Otteh spoke in Lagos while delivering the inaugural Philip Asiodu Lecture Series, with the theme: “The proper role of oil in the context of accelerating growth and development in Nigeria.”
It was organized in honor of a former diplomat and Minister of Petroleum, Phillip Asiodu.
Life expectancy in Nigeria, Otteh said, is 53, eight years lower than in Ghana and 21 years lower than in Brazil.
On corruption, Otteh referred to the Transparency International’s 2015 report which places Nigeria at 136 out of 168 most corrupt countries. This, she said, affects the flow of foreign direct investment.
“Nigeria rapid GDP growth over the past decade has not translated into strong human development and competitiveness compared to the rest of the world even when compared to many of its sub-Saharan African peers,” she said.
Otteh said Nigeria can no longer depend only on earning from oil, which now sells for as low as $26 per barrel, and which accounts for 95 percent of the country’s foreign exchange.
“Given the level of price uncertainty and Nigeria’s dependence on oil, it is all the more important to diversify away from oil,” she said.
According to her, the oil industry needs reform, especially through amendment of laws governing the sector, some of which she said date back to the 1950s.
Calling for the passage of the Petroleum Industry Bill, she said: “A legal framework is extremely important because weaknesses in the sector have other consequences.”

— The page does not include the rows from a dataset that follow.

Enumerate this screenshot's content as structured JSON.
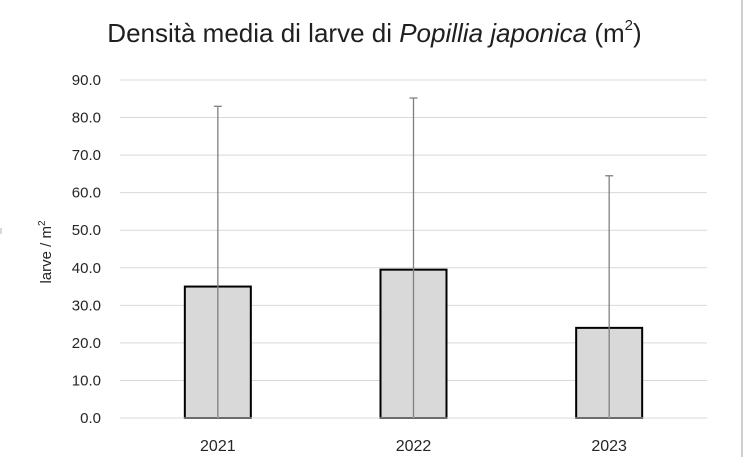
{
  "chart_data": {
    "type": "bar",
    "title_text": "Densità media di larve di ",
    "title_italic": "Popillia japonica",
    "title_unit_open": " (m",
    "title_unit_sup": "2",
    "title_unit_close": ")",
    "ylabel": "larve / m",
    "ylabel_sup": "2",
    "xlabel": "",
    "categories": [
      "2021",
      "2022",
      "2023"
    ],
    "values": [
      35.0,
      39.5,
      24.0
    ],
    "error_upper": [
      83.0,
      85.2,
      64.5
    ],
    "ylim": [
      0,
      90
    ],
    "yticks": [
      0,
      10,
      20,
      30,
      40,
      50,
      60,
      70,
      80,
      90
    ],
    "ytick_labels": [
      "0.0",
      "10.0",
      "20.0",
      "30.0",
      "40.0",
      "50.0",
      "60.0",
      "70.0",
      "80.0",
      "90.0"
    ],
    "grid": true,
    "legend": "none",
    "bar_fill": "#d9d9d9",
    "bar_stroke": "#000000",
    "error_color": "#808080",
    "grid_color": "#d9d9d9"
  }
}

Otteh said the Nigerian National Petroleum Corporation should be listed in the stock market. Doing so, she said, will lead to more transparency in the management of petroleum resources and prevent “discretionary spending” lack of accountability
“Abundant availability of oil is one of Nigeria’s comparative advantages and diversifying its economy away from oil should not be construed as not taking advantage of efficient linkages between oil and related industries,” she said.

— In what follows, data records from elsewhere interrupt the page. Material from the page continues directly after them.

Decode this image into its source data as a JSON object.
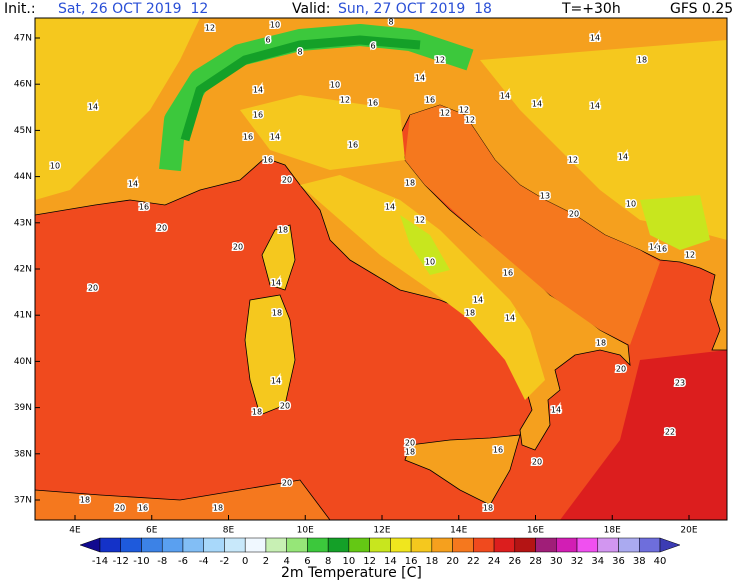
{
  "header": {
    "init_label": "Init.:",
    "init": "Sat, 26 OCT 2019  12",
    "valid_label": "Valid:",
    "valid": "Sun, 27 OCT 2019  18",
    "lead": "T=+30h",
    "model": "GFS 0.25"
  },
  "map": {
    "lat_labels": [
      "47N",
      "46N",
      "45N",
      "44N",
      "43N",
      "42N",
      "41N",
      "40N",
      "39N",
      "38N",
      "37N"
    ],
    "lon_labels": [
      "4E",
      "6E",
      "8E",
      "10E",
      "12E",
      "14E",
      "16E",
      "18E",
      "20E"
    ],
    "contour_labels": [
      "12",
      "10",
      "6",
      "8",
      "6",
      "8",
      "14",
      "18",
      "14",
      "12",
      "10",
      "12",
      "16",
      "14",
      "14",
      "10",
      "14",
      "16",
      "14",
      "16",
      "16",
      "20",
      "16",
      "18",
      "14",
      "12",
      "10",
      "14",
      "14",
      "14",
      "12",
      "14",
      "10",
      "13",
      "20",
      "12",
      "16",
      "20",
      "20",
      "18",
      "14",
      "20",
      "16",
      "14",
      "14",
      "18",
      "18",
      "18",
      "20",
      "23",
      "14",
      "18",
      "20",
      "14",
      "20",
      "18",
      "16",
      "20",
      "22",
      "20",
      "18",
      "20",
      "16",
      "18",
      "18",
      "14",
      "16",
      "12",
      "16",
      "12",
      "12"
    ]
  },
  "colorbar": {
    "title": "2m Temperature [C]",
    "ticks": [
      -14,
      -12,
      -10,
      -8,
      -6,
      -4,
      -2,
      0,
      2,
      4,
      6,
      8,
      10,
      12,
      14,
      16,
      18,
      20,
      22,
      24,
      26,
      28,
      30,
      32,
      34,
      36,
      38,
      40
    ],
    "colors": [
      "#120a8f",
      "#1432c8",
      "#1e5adc",
      "#3c82e6",
      "#5aa0f0",
      "#82bef5",
      "#a8d8fa",
      "#c8e8fa",
      "#f0f8ff",
      "#c8f0b4",
      "#96e678",
      "#3cc83c",
      "#14a028",
      "#64c814",
      "#c8e61e",
      "#f0e61e",
      "#f5c81e",
      "#f5a01e",
      "#f5781e",
      "#f04a1e",
      "#dc1e1e",
      "#b41414",
      "#a01e78",
      "#d21eb4",
      "#f050f0",
      "#d296f0",
      "#aaaaf0",
      "#6e6edc",
      "#3c3cb4"
    ]
  }
}
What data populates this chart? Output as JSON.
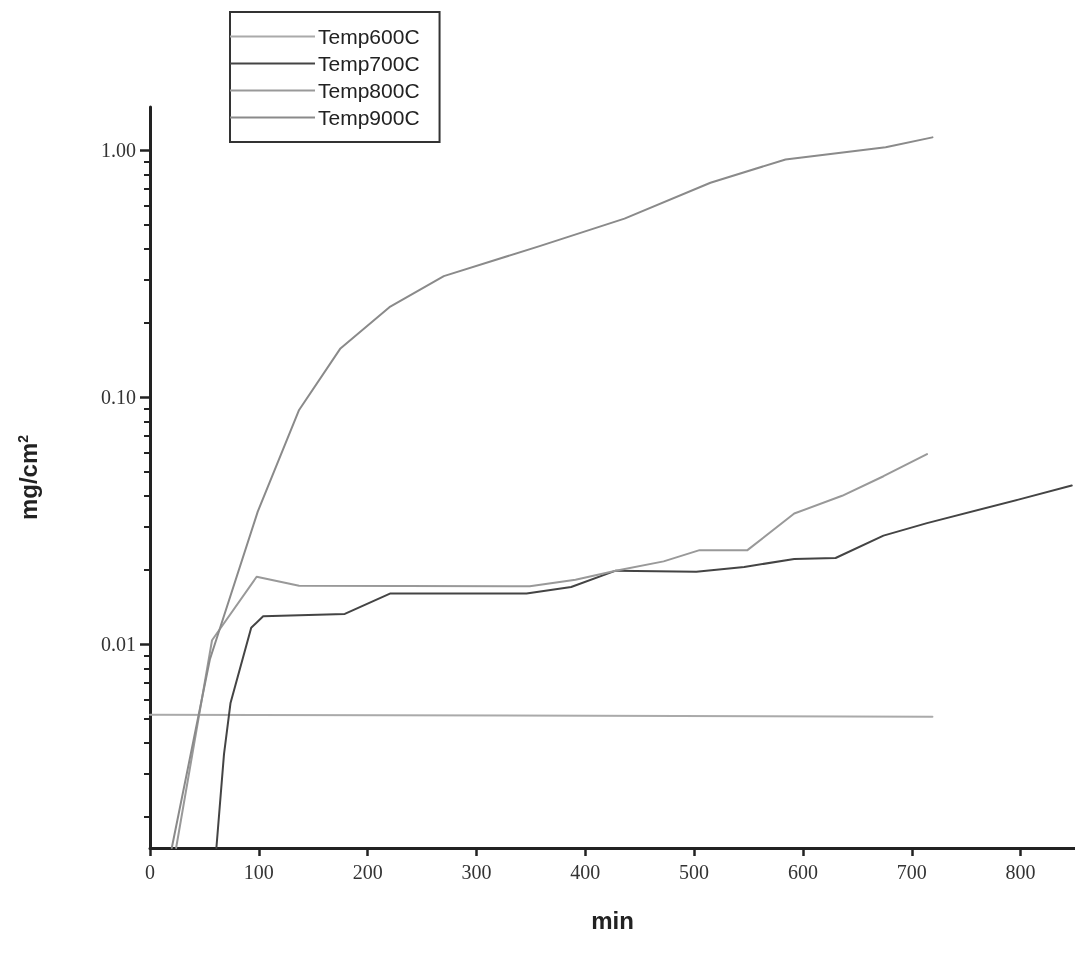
{
  "chart_data": {
    "type": "line",
    "xlabel": "min",
    "ylabel": "mg/cm$^{2}$",
    "log": "y",
    "xlim": [
      0,
      850
    ],
    "xticks": [
      0,
      100,
      200,
      300,
      400,
      500,
      600,
      700,
      800
    ],
    "ylim": [
      0.0015,
      1.5
    ],
    "yticks": [
      {
        "value": 0.01,
        "label": "0.01"
      },
      {
        "value": 0.1,
        "label": "0.10"
      },
      {
        "value": 1,
        "label": "1.00"
      }
    ],
    "legend": "top left",
    "grid": false,
    "marker": "none",
    "line_style": "solid",
    "series": [
      {
        "name": "Temp600C",
        "color": "#aaaaaa",
        "x": [
          0,
          719
        ],
        "values": [
          0.0052,
          0.0051
        ]
      },
      {
        "name": "Temp700C",
        "color": "#444444",
        "x": [
          61,
          68,
          74,
          93,
          104,
          179,
          221,
          346,
          387,
          428,
          502,
          546,
          592,
          630,
          674,
          714,
          798,
          847
        ],
        "values": [
          0.0015,
          0.0036,
          0.0058,
          0.0117,
          0.013,
          0.0133,
          0.0161,
          0.0161,
          0.0171,
          0.0199,
          0.0197,
          0.0206,
          0.0222,
          0.0224,
          0.0276,
          0.031,
          0.0386,
          0.044
        ]
      },
      {
        "name": "Temp800C",
        "color": "#999999",
        "x": [
          24,
          57,
          98,
          137,
          349,
          391,
          428,
          472,
          505,
          549,
          592,
          636,
          674,
          714
        ],
        "values": [
          0.0015,
          0.0104,
          0.0188,
          0.0173,
          0.0172,
          0.0183,
          0.0199,
          0.0217,
          0.0241,
          0.0241,
          0.0339,
          0.04,
          0.048,
          0.059
        ]
      },
      {
        "name": "Temp900C",
        "color": "#8a8a8a",
        "x": [
          20,
          55,
          99,
          137,
          175,
          220,
          270,
          358,
          436,
          515,
          584,
          676,
          719
        ],
        "values": [
          0.0015,
          0.0087,
          0.0345,
          0.089,
          0.158,
          0.232,
          0.31,
          0.41,
          0.53,
          0.74,
          0.92,
          1.03,
          1.13
        ]
      }
    ]
  }
}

Otteh believes conceptualizing sound development plans, effectively implementing and monitoring them, backed by a vision that should be regularly re-evaluated, will take Nigeria to the next level.

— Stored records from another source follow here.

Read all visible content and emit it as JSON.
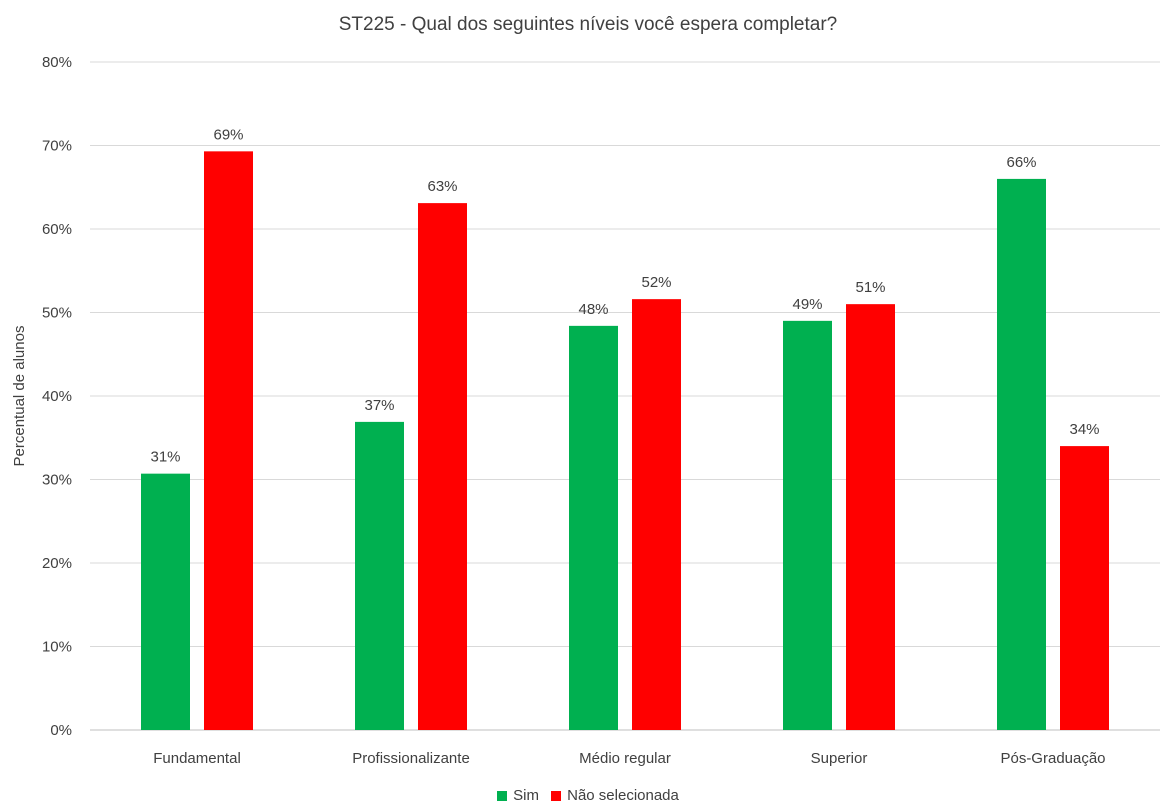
{
  "chart_data": {
    "type": "bar",
    "title": "ST225 - Qual dos seguintes níveis você espera completar?",
    "ylabel": "Percentual de alunos",
    "xlabel": "",
    "ylim": [
      0,
      80
    ],
    "yticks": [
      0,
      10,
      20,
      30,
      40,
      50,
      60,
      70,
      80
    ],
    "ytick_labels": [
      "0%",
      "10%",
      "20%",
      "30%",
      "40%",
      "50%",
      "60%",
      "70%",
      "80%"
    ],
    "grid": true,
    "legend_position": "bottom",
    "categories": [
      "Fundamental",
      "Profissionalizante",
      "Médio regular",
      "Superior",
      "Pós-Graduação"
    ],
    "series": [
      {
        "name": "Sim",
        "color": "#00b050",
        "values": [
          30.7,
          36.9,
          48.4,
          49.0,
          66.0
        ],
        "labels": [
          "31%",
          "37%",
          "48%",
          "49%",
          "66%"
        ]
      },
      {
        "name": "Não selecionada",
        "color": "#ff0000",
        "values": [
          69.3,
          63.1,
          51.6,
          51.0,
          34.0
        ],
        "labels": [
          "69%",
          "63%",
          "52%",
          "51%",
          "34%"
        ]
      }
    ]
  }
}
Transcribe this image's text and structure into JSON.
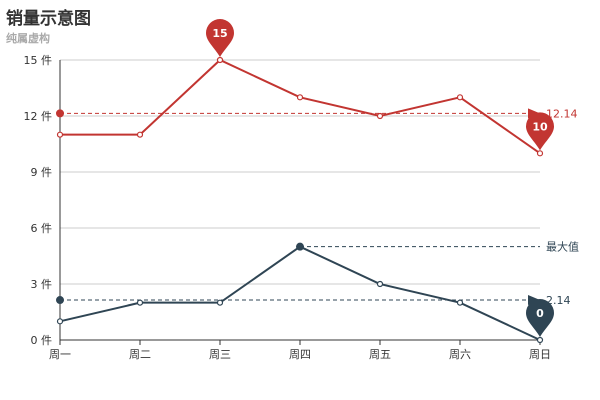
{
  "chart_data": {
    "type": "line",
    "title": "销量示意图",
    "subtitle": "纯属虚构",
    "categories": [
      "周一",
      "周二",
      "周三",
      "周四",
      "周五",
      "周六",
      "周日"
    ],
    "ylim": [
      0,
      15
    ],
    "yticks": [
      0,
      3,
      6,
      9,
      12,
      15
    ],
    "y_unit": "件",
    "grid": "horizontal",
    "series": [
      {
        "color": "#c23531",
        "values": [
          11,
          11,
          15,
          13,
          12,
          13,
          10
        ],
        "mark_points": [
          {
            "label": "15",
            "category": "周三",
            "value": 15
          },
          {
            "label": "10",
            "category": "周日",
            "value": 10
          }
        ],
        "average": {
          "value": 12.14,
          "label": "12.14"
        }
      },
      {
        "color": "#2f4554",
        "values": [
          1,
          2,
          2,
          5,
          3,
          2,
          0
        ],
        "mark_points": [
          {
            "label": "0",
            "category": "周日",
            "value": 0
          }
        ],
        "average": {
          "value": 2.14,
          "label": "2.14"
        },
        "max_line": {
          "category": "周四",
          "value": 5,
          "label": "最大值"
        }
      }
    ]
  }
}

“Nigeria’s future must be captured in a comprehensive development plan. Nigeria must do more to improve on the well-being of its citizens,” she said.
Asiodu believes Nigeria suffers from “Dutch disease,” which he said has developed into “other diseases.”
“The Dutch cured themselves of the disease very quickly,” he said.
Asiodu added: “There must be a long-term vision. We need leaders who commit to that vision.”
A professor of economics, Akin Iwayemi said Nigeria’s development will depend on political will.
According to him, excellence cannot be achieved without paying a price. He added that Nigeria must also invest in research, science and technology, which form the basis of development.